Assigning Data to Roles

To run the Random Sampling task, you must select an input data set. To filter the input data source, click Filter Icon.
If you want to perform stratified sampling, you must assign a column to the Stratify by role. Otherwise, the Stratify by role is optional.
Role
Description
Stratify by
specifies the variables to use to partition the input table into mutually exclusive, nonoverlapping subsets that are known as strata. Each stratum is defined by a set of values of the strata variables, and each stratum is sampled separately. The complete sample is the union of the samples that are taken from all the strata.
Note: If you do not assign any variables to this role, then the entire input table is treated as a single stratum.
You can allocate the total sample size among the strata in proportion to the size of the stratum. For example, the variable GENDER has possible values of M and F, and the variable VOTED has possible values of Y and N. If you assign both GENDER and VOTED to the Stratify by role, then the input table is partitioned into four strata: males who voted, males who did not vote, females who voted, and females who did not vote.
The input table contains 20,000 rows, and the values are distributed as follows:
  • 7,000 males who voted
  • 4,000 males who did not vote
  • 5,000 females who voted
  • 4,000 females who did not vote
Therefore, the proportion of males who voted is 7,000/20,000=0.35 or 35%. The proportions in the sample should reflect the proportions of the strata in the input table. For example, if your sample table contains 100 observations, then 35% of the values in the sample must be selected from the males who voted stratum to reflect the proportions in the input table.
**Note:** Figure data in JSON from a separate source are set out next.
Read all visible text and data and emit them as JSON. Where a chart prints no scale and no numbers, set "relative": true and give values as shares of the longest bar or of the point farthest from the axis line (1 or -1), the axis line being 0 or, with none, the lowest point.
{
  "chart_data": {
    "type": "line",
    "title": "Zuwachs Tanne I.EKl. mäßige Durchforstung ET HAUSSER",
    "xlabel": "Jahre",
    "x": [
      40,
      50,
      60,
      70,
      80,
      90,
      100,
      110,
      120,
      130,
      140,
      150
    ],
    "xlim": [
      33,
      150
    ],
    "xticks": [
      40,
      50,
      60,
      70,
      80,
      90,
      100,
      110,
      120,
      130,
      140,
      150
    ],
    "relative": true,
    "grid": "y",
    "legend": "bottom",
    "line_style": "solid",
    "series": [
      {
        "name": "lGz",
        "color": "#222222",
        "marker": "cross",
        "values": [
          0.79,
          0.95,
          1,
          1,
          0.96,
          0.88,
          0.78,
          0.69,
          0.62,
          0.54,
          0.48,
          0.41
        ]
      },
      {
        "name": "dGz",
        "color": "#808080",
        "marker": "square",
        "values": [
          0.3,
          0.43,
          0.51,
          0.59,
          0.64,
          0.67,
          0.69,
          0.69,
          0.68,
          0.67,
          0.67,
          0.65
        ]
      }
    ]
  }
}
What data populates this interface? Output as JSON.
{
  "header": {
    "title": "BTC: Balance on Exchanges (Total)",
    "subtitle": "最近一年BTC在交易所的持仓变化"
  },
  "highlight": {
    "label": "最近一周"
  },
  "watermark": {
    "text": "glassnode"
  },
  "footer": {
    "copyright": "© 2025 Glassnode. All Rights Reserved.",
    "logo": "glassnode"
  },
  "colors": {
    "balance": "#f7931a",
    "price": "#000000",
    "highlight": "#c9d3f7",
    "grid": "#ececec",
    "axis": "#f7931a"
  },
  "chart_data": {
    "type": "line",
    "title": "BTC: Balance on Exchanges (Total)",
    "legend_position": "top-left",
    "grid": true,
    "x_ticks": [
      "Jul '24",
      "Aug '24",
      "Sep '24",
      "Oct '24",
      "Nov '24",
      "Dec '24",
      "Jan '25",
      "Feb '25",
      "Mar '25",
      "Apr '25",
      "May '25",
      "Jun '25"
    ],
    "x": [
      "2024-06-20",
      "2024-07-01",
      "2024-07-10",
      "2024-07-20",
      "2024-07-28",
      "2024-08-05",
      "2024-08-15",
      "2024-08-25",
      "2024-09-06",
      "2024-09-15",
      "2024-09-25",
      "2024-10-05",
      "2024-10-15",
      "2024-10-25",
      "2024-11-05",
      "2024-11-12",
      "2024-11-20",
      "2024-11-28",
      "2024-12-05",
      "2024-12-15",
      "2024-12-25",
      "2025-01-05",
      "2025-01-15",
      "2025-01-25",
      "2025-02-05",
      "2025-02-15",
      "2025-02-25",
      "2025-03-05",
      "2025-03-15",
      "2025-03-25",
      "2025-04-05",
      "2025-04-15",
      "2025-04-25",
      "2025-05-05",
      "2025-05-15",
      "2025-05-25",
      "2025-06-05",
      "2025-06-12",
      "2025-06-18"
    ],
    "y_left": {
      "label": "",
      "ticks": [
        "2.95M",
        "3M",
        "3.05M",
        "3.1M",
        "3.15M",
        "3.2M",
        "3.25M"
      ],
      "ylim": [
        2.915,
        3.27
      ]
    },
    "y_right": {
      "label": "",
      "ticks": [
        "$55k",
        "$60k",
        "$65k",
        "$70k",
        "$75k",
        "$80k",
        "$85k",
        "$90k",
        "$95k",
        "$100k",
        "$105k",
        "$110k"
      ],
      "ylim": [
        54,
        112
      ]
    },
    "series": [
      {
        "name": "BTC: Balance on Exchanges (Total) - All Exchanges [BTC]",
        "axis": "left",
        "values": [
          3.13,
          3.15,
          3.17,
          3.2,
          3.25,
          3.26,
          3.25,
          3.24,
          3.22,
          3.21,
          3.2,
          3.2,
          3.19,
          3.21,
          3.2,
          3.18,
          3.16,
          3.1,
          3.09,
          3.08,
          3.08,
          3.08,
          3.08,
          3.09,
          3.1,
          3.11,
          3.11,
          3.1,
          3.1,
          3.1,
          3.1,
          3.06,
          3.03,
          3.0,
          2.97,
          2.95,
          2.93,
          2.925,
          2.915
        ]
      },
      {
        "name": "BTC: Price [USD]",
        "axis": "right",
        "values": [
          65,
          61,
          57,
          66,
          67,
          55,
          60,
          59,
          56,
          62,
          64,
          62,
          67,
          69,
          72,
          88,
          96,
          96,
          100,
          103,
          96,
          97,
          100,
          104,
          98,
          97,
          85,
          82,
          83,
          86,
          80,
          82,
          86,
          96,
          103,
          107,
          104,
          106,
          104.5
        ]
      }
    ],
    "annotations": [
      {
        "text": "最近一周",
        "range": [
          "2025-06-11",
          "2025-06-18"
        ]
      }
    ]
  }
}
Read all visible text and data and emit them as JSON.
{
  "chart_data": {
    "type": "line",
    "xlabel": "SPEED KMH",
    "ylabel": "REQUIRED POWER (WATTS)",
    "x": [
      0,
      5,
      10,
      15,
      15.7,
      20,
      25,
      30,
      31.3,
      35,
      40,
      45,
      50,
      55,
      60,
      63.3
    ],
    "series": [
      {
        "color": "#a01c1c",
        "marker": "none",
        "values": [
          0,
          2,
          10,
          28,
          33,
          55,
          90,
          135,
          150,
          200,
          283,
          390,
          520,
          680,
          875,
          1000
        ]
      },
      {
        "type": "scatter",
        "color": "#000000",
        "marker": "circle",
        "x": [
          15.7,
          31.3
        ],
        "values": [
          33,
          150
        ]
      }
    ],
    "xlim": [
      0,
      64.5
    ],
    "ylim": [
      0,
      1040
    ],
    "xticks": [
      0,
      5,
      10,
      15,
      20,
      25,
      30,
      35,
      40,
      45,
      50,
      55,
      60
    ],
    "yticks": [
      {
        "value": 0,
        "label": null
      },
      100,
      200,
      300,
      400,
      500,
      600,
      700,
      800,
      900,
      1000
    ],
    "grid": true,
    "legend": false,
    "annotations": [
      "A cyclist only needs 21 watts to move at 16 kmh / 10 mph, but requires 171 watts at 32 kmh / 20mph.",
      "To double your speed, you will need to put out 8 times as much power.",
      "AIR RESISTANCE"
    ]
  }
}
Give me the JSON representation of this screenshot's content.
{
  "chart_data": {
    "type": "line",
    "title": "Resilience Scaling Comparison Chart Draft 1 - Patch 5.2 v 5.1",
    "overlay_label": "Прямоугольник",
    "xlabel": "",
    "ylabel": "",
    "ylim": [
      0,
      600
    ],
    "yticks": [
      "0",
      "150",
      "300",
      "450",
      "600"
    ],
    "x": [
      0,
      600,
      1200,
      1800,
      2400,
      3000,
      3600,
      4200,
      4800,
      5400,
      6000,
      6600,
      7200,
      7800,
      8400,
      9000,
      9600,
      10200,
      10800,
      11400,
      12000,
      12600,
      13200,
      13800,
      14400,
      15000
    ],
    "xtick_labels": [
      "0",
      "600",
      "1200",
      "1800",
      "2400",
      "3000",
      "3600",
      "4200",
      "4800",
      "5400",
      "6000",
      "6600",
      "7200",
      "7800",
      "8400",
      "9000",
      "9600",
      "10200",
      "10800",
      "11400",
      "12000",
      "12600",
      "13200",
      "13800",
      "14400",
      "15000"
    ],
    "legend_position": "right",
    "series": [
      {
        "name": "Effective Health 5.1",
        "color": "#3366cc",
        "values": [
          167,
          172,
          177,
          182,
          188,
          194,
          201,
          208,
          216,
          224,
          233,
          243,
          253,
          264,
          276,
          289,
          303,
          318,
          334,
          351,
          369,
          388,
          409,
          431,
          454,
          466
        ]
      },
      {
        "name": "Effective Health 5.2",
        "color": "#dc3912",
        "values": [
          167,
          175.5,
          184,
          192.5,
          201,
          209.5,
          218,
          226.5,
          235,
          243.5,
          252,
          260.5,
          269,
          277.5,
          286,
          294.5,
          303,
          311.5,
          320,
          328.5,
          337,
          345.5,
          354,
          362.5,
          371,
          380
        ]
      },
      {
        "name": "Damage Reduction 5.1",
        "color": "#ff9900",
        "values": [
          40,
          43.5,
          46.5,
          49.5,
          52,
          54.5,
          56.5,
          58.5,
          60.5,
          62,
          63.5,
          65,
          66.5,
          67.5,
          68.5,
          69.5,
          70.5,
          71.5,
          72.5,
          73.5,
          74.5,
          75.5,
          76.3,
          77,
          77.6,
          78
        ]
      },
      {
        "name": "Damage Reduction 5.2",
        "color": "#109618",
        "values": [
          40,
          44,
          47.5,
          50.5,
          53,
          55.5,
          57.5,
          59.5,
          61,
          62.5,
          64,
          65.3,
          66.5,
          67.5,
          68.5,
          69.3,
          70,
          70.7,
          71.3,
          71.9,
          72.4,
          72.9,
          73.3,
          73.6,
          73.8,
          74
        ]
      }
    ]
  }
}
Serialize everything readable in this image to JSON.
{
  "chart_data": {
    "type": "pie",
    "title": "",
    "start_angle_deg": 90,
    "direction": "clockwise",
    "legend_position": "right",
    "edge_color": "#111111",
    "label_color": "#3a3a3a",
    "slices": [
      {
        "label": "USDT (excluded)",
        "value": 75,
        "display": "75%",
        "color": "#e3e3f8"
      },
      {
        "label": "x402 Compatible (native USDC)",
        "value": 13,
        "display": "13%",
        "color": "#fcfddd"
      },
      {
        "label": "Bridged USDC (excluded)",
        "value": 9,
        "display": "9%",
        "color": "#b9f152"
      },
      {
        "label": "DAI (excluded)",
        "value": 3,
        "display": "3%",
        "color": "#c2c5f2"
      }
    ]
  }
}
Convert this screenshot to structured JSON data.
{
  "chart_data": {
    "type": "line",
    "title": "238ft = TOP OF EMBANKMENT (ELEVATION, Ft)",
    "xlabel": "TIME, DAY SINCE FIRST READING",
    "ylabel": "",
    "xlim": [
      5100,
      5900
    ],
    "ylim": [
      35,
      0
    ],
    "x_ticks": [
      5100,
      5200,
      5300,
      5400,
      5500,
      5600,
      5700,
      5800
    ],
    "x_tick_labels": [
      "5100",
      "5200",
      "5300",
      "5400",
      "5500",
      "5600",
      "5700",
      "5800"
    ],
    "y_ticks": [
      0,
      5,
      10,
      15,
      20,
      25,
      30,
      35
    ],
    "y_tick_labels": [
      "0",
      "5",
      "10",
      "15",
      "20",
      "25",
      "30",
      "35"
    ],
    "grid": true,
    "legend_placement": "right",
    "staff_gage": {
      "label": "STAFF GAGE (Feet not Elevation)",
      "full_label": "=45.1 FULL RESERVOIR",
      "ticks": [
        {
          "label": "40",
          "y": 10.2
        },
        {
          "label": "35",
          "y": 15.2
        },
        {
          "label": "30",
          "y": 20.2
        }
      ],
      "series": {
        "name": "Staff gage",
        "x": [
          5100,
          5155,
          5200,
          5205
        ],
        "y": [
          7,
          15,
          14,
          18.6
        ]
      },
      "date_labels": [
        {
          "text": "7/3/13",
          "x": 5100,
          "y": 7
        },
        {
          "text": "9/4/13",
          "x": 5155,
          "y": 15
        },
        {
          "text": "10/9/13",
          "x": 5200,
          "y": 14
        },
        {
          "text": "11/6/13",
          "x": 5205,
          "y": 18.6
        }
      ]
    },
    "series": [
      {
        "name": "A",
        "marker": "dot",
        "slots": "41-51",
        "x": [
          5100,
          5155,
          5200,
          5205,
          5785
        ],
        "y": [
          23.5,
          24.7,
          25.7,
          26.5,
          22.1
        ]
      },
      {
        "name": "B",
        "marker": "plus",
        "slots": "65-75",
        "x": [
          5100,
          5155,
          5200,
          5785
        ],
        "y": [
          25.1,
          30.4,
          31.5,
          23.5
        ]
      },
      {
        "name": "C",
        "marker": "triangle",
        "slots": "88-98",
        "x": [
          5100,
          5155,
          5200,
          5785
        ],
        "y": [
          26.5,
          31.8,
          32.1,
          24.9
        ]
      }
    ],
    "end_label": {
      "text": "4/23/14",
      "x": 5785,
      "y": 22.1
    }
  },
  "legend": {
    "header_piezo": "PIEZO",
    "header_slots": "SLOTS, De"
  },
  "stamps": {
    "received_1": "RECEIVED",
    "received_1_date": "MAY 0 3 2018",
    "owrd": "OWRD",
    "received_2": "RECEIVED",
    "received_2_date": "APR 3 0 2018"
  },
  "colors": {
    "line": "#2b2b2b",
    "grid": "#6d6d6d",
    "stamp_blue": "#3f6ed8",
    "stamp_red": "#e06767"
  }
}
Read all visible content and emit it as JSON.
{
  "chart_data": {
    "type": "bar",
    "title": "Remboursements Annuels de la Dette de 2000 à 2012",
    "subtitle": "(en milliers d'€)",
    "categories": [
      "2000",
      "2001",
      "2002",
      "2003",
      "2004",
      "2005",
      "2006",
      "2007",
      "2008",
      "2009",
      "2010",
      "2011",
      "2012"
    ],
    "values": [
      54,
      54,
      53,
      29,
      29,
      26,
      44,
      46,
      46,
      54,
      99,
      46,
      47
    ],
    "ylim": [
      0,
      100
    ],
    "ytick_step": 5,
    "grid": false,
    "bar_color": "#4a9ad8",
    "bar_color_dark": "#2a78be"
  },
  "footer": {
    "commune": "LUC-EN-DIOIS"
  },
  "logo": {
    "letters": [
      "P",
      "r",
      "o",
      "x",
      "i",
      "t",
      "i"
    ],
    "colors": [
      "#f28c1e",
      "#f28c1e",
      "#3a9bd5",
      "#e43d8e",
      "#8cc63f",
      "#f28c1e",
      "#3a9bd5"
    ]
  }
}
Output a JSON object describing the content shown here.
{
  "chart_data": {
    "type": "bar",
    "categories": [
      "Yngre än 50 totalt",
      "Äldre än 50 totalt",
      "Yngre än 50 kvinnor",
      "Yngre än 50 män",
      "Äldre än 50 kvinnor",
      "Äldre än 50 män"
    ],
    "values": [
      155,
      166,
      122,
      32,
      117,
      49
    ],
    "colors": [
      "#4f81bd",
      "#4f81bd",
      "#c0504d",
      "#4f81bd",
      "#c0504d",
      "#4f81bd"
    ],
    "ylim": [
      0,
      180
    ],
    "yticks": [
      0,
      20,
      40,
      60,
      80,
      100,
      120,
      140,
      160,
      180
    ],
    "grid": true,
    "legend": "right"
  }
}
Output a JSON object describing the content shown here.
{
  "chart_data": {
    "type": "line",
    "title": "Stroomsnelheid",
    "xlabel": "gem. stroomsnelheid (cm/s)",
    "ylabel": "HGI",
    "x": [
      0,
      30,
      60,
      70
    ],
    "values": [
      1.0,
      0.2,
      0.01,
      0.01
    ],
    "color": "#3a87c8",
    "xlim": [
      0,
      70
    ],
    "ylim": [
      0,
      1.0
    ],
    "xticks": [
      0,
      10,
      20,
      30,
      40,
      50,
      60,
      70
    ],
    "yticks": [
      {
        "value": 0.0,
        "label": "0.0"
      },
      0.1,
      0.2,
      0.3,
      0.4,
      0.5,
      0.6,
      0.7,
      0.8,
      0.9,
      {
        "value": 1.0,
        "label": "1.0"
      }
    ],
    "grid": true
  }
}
Ignore case of character stratification values
distinguishes stratified variables that share the same normalized value when you perform stratified sampling. For example, if a target has three distinct values, “A”, “B”, and “b”, and you want to treat “B” and “b” as different levels, you need to select this option. Otherwise, “B” and “b” are treated as the same level. The task normalizes a value as follows:
  1. Leading blanks are removed.
  2. The value is truncated to 32 characters.
  3. Letters are changed from lowercase to uppercase.